He’d been a schoolboy, as all boys had. A good student, then a great one.
He’d been a yard hand for neighbors. And a stock boy at the local supermarket. Weekend and summer jobs, when he was young.
And he plunged head first into bright clean pools and the mucky muck. It didn’t matter the clarity of the water’s surface, just as long as he could dive.
He’d been an expert in international relations and law, garnering degrees, a JD among them. He worked for a firm, where he really excelled.
And diving into glittering emerald swimming holes, fourteen feet to the bottom, from veritable cliffs in cataract canyons that fed into the Colorado River, he felt as if the world was his, as if he’d completely conquered all matters of fear and despair until only joy and exhilaration remained.
He’d been the prime thinker of a think tank, a mover in Washington. A man whose influence was sought and coveted. Oh how it was coveted.
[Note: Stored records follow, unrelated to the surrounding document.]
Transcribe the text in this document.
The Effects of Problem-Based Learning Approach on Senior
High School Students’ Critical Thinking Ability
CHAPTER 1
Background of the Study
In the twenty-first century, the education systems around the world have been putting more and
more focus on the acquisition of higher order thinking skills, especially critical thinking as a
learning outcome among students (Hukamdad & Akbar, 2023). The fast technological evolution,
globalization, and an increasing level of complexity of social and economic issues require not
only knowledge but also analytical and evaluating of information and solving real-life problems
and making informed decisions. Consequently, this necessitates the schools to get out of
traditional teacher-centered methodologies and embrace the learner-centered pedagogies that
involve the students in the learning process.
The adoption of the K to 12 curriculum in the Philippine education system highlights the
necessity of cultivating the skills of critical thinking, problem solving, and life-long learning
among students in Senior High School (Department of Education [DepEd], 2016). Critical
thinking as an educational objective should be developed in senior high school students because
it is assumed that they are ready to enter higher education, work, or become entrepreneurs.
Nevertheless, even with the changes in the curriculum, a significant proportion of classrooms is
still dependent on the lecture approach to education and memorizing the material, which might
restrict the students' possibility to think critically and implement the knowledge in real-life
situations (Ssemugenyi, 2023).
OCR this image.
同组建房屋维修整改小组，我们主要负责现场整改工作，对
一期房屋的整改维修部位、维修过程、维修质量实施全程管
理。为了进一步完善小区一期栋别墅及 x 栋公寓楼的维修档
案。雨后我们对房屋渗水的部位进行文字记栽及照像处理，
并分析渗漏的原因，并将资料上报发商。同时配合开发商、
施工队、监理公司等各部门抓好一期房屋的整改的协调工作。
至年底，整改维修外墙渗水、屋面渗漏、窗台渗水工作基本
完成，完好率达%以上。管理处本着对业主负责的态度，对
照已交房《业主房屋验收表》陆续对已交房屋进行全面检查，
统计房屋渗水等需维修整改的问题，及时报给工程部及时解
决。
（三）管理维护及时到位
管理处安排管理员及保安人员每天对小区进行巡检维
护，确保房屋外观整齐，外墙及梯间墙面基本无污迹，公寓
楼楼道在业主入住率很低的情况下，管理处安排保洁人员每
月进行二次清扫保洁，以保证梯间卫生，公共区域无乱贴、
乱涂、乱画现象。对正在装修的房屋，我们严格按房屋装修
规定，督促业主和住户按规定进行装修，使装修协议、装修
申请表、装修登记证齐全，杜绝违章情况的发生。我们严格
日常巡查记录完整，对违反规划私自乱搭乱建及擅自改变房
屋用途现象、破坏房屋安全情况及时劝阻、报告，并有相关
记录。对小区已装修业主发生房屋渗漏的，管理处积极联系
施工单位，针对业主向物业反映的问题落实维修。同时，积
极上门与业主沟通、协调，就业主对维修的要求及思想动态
He’d been a UN ambassador. He’d shaken the hands of diplomats from Russia, China and Great Britain; from Iceland, Paraguay and Tanzania. He’d instigated peace talks and mitigated inevitable wars.
But as he lay in his hospital room, on his bed, his death bed, the drip drip drip of morphine funneling through his IV, he plummeted into the recesses of his mind, and realized he was still a diver.